Interoperabilitas Data dan
Informasi Spasial
Seiring dengan perkembangan
teknologi pengolahan data spasial, Sistem Informasi Geospasial (SIS/SIG)
merupakan salah satu disiplin terkait teknologi informasi dan komunikasi yang
memungkinkan penggabungan berbagai basis data dan informasi yang dikumpulkan
melalui peta, citra satelit, maupun survai lapangan, yang kemudian dituangkan
dalam layer-layer peta. Pada saat ini SIS/SIG telah dikembangkan oleh banyak
instansi, namun seringkali dalam format dan standar yang berbeda-beda. Untuk
itu, diperlukan piranti lunak yang berkemampuan untuk mendukung penyelenggaraan
pertukaran data dan informasi antar instansi, seperti piranti lunak interoperability.

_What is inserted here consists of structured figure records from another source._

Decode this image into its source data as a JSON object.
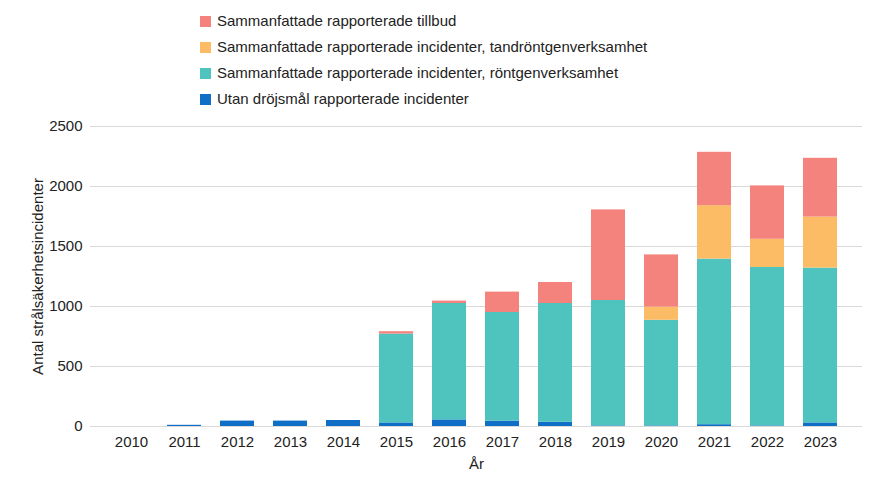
{
  "chart_data": {
    "type": "bar",
    "stacked": true,
    "grid": true,
    "legend": "top",
    "x_label": "År",
    "y_label": "Antal strålsäkerhetsincidenter",
    "categories": [
      "2010",
      "2011",
      "2012",
      "2013",
      "2014",
      "2015",
      "2016",
      "2017",
      "2018",
      "2019",
      "2020",
      "2021",
      "2022",
      "2023"
    ],
    "ylim": [
      0,
      2500
    ],
    "yticks": [
      0,
      500,
      1000,
      1500,
      2000,
      2500
    ],
    "series": [
      {
        "name": "Utan dröjsmål rapporterade incidenter",
        "color": "#0f6fc6",
        "values": [
          0,
          10,
          45,
          45,
          50,
          30,
          55,
          45,
          35,
          5,
          5,
          15,
          5,
          30
        ]
      },
      {
        "name": "Sammanfattade rapporterade incidenter, röntgenverksamhet",
        "color": "#4fc3be",
        "values": [
          0,
          0,
          0,
          0,
          0,
          740,
          970,
          905,
          990,
          1045,
          880,
          1380,
          1320,
          1290
        ]
      },
      {
        "name": "Sammanfattade rapporterade incidenter, tandröntgenverksamhet",
        "color": "#fcbc66",
        "values": [
          0,
          0,
          0,
          0,
          0,
          0,
          0,
          0,
          0,
          0,
          110,
          445,
          235,
          425
        ]
      },
      {
        "name": "Sammanfattade rapporterade tillbud",
        "color": "#f4837d",
        "values": [
          0,
          0,
          0,
          0,
          0,
          20,
          20,
          170,
          175,
          755,
          435,
          445,
          445,
          490
        ]
      }
    ]
  }
}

Pemanfaatan piranti lunak ini akan memudahkan proses data sharing,
sehingga akan terwujud pemanfaatan data yang lebih efektif dan efisien.
Dilihat
dari segi teknis operasionalnya, konsep interoperabilitas ini dapat
dianalogikan sebagai aktivitas online antar dua sistem komputer yang berbeda di
tempat yang berbeda sehingga dapat diakses oleh user atau pelaku data dan
informasi spasial untuk dapat dipergunakan dan dimanfaatkan dalam upaya
pengambilan keputusan.
Manfaat
dan kegunaan dari penggunaan konsep interoperabilitas ini lebih mengacu pada
fleksibilitas, efisiensi dan efektivitas, serta produktivitas bagi seorang user atau pelaku data dan
informasi spasial untuk mengambil keputusan yang lebih baik berkenaan dengan
data dan informasi spasial.
Para
user atau pelaku data dan informasi spasial adalah orang-orang yang terkait
dalam menggunakan konsep interoperability tersebut. Contohnya adalah para
pejabat yang berasal dari instansi pemerintah baik dalam lingkup departemen
atau non departemen. Mereka menerapkannya dalam pengupayaan untuk pengambilan
keputusan yang bersifat strategis. Sebelum membahas lebih jauh mengenai konsep
interoperabilitas maka perlu dibahas terlebih dahulu hal-hal yang harus
diperhatikan dan dilakukan agar interoperabilitas atas data dan informasi
spasial dapat terwujud.
1.
Kesadaran data sharing serta dukungan peraturan
dan kebijakan.
Pada saat ini kesadaran
untuk saling bertukar data (data sharing)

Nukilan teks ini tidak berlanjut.